Vidal took the occasion to state that the rest of the world wondered about U.S. involvement in Vietnam. He said the Vietnamese should be allowed to determine for themselves what their government should be. He pointed out this "happens to be the view" of most of Western Europe and the rest of the world. As Buckley attempted to interrupt, Vidal said, "Shut up a minute." Buckley, undeterred, said he was in favor of ostracizing people who egg on other people to shoot American Marines. As the minute-and-a-half exchange unraveled, Vidal commented that the only crypto-Nazi whom he knew was Buckley. Buckley said for Vidal to quit calling him a crypto-Nazi "or I’ll sock you in the goddamn face and you’ll stay plastered" and something to the effect that Vidal should go back to Vidal’s pornography.
The exchange played out against the tableau of the riots on Michigan Avenue and in Grant Park.

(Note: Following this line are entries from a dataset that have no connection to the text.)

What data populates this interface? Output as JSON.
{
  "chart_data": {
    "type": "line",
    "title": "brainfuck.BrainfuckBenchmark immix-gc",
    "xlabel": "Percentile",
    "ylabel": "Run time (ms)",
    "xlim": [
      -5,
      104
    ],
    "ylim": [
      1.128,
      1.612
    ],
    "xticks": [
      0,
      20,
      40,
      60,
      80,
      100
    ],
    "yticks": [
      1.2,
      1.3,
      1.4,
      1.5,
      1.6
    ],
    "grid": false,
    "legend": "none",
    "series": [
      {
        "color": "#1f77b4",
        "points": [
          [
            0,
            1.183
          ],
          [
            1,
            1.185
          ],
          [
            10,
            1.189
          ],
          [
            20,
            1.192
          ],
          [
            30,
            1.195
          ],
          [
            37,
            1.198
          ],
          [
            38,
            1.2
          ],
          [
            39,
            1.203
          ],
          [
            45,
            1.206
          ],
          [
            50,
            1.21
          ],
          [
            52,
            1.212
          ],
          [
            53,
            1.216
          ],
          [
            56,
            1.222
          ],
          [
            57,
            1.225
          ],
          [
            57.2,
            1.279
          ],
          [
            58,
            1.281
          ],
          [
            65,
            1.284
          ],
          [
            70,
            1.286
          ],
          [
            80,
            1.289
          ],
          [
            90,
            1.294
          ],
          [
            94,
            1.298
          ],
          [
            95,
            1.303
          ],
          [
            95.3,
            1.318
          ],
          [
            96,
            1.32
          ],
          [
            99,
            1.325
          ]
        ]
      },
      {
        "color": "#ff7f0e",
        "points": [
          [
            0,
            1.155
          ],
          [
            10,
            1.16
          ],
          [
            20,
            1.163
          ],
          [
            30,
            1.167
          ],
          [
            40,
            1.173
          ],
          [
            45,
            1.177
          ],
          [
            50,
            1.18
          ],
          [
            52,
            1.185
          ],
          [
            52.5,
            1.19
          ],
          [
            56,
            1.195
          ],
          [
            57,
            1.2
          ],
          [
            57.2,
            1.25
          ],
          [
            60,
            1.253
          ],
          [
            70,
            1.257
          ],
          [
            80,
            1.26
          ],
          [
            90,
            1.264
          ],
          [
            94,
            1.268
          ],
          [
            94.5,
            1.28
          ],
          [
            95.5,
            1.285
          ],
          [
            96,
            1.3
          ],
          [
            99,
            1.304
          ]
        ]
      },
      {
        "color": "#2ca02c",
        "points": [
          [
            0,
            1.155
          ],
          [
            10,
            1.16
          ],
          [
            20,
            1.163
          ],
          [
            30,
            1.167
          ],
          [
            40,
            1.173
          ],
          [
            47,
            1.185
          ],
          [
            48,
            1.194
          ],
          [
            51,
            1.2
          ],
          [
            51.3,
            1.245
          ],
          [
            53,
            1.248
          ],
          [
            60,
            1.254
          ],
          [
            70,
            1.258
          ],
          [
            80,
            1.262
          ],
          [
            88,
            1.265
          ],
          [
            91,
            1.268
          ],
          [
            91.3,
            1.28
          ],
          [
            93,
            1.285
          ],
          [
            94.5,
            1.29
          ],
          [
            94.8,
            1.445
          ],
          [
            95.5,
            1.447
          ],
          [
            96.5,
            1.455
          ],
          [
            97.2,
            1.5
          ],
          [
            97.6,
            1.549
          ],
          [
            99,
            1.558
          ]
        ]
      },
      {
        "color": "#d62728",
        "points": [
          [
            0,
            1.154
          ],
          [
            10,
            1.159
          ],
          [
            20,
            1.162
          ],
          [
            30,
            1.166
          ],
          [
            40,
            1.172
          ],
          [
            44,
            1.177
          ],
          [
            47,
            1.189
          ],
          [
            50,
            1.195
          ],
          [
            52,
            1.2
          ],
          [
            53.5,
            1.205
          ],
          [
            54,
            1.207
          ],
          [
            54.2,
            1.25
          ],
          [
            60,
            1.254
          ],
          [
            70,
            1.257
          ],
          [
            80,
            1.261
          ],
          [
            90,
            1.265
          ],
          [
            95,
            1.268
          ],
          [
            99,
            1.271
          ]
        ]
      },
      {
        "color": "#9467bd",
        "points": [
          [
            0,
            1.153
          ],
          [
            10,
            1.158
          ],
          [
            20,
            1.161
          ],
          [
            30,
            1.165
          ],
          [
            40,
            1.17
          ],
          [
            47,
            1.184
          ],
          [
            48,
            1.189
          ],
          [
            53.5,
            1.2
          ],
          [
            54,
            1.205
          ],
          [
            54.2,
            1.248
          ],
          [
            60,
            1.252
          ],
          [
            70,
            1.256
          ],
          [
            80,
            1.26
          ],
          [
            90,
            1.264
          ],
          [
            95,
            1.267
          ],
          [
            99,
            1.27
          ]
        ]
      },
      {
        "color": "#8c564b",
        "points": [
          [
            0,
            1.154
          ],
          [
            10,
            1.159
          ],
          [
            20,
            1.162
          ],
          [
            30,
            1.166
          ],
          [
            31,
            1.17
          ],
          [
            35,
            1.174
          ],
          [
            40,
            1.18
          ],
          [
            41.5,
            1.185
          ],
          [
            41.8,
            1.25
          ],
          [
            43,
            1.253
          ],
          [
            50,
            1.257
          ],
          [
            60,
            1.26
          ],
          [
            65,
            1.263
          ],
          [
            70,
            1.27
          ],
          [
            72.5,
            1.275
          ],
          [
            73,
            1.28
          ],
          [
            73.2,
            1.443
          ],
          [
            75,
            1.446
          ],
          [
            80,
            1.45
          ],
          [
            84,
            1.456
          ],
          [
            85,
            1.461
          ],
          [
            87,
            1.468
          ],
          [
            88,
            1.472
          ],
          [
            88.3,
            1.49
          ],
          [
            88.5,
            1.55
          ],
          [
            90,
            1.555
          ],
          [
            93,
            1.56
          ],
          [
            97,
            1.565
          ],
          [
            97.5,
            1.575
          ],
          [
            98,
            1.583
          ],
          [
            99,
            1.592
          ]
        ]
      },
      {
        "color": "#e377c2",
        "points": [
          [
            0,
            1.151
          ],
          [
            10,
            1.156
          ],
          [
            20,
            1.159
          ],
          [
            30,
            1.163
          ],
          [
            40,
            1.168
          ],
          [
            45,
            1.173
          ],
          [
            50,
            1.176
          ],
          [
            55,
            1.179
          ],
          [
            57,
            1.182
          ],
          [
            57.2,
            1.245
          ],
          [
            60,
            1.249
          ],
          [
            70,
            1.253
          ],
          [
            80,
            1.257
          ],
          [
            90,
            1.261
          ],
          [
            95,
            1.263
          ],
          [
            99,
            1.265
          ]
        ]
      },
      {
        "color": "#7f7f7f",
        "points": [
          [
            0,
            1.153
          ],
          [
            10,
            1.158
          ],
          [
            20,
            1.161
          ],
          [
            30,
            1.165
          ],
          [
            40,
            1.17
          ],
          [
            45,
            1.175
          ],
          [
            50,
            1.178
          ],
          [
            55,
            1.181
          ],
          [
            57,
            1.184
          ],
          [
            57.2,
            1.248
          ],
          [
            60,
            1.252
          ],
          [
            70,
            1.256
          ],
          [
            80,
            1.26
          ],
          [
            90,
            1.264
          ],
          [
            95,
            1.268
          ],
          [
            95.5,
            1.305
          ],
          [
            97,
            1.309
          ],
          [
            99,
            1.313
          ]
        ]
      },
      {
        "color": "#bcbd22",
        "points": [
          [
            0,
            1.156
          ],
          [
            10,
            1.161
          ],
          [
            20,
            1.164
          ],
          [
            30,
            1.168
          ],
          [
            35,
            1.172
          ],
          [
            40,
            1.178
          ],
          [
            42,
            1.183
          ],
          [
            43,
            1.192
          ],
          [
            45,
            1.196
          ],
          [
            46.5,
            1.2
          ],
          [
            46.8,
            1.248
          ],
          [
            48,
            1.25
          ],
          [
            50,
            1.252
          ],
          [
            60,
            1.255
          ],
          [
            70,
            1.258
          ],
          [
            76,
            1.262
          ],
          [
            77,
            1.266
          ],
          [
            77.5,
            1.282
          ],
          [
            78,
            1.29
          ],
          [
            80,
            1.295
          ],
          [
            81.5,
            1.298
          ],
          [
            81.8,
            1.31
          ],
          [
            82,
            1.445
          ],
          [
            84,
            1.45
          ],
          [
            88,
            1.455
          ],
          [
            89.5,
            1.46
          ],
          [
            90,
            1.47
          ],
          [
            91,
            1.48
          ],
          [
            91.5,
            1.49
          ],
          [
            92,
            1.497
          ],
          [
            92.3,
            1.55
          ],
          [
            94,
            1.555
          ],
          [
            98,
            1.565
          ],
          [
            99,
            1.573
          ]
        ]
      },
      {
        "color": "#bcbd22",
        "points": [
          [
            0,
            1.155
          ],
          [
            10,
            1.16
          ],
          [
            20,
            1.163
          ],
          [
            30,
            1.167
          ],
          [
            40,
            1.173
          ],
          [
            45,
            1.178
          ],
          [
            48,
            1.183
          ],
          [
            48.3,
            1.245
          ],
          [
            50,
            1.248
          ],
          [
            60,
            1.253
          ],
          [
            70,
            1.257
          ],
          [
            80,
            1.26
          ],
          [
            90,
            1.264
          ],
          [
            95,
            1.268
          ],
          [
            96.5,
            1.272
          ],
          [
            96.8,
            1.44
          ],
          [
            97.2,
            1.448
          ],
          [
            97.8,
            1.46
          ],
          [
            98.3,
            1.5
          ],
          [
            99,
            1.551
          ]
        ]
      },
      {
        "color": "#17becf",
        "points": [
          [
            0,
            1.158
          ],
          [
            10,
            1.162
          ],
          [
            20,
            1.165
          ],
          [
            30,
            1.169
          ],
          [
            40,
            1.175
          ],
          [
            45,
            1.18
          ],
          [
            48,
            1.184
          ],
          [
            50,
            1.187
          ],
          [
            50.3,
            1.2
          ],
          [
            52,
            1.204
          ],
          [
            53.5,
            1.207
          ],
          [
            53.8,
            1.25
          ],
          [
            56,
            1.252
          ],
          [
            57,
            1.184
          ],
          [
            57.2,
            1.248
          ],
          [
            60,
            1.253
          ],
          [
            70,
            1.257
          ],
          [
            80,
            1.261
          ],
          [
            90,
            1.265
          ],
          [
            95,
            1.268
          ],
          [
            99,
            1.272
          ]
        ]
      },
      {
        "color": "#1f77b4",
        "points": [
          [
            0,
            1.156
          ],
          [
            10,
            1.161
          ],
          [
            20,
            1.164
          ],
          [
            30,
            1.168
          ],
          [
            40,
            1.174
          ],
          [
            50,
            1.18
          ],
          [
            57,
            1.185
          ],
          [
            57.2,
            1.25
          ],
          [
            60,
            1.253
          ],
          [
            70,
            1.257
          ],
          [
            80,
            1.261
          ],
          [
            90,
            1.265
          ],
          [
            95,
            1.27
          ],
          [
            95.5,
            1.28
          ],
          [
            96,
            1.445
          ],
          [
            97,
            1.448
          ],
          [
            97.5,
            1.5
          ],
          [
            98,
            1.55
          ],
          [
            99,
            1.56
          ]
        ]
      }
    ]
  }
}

Years later, I worked at Northwestern University School of Law. One of my co-workers was an ex-priest. A friend of his (we’ll call him "Ross"), he said, was a very serious sort, the type to whom a joke could be told and, while everyone else in the room laughed at the punch-line, Ross would ask why everyone thought the joke funny. Ross was going to visit a mutual friend in Italy. That friend informed Ross that the village in which he lived was where Gore Vidal resided and that a lunch had been arranged, at Vidal’s villa, for when Ross arrived. Ross was psyched by the notion of an exchange with an American intellectual "heavyweight." He arrived in Italy. He and his friend were shown out to the terrace of the villa. Immediately, Ross asked questions of Vidal—questions Ross thought of as deep and as "intellectual" as possible. Vidal answered politely. He batted away any attacks Ross attempted. Finally, as if to confront Vidal with the fact of mortality and a fatal flaw in Vidal’s philosophy, Ross demanded, "That’s all very well and good, Mr. Vidal. But I ask you: where is your youth?"
Vidal reportedly looked somewhat relieved at this turn in the conversation, and replied, "That’s easy. He’s down in the village, buying bread for our lunch."
Vidal’s Lincoln is a brilliant work. Also, the Daily Kos has an excellent obit this morning that features marvelous quotes from Vidal.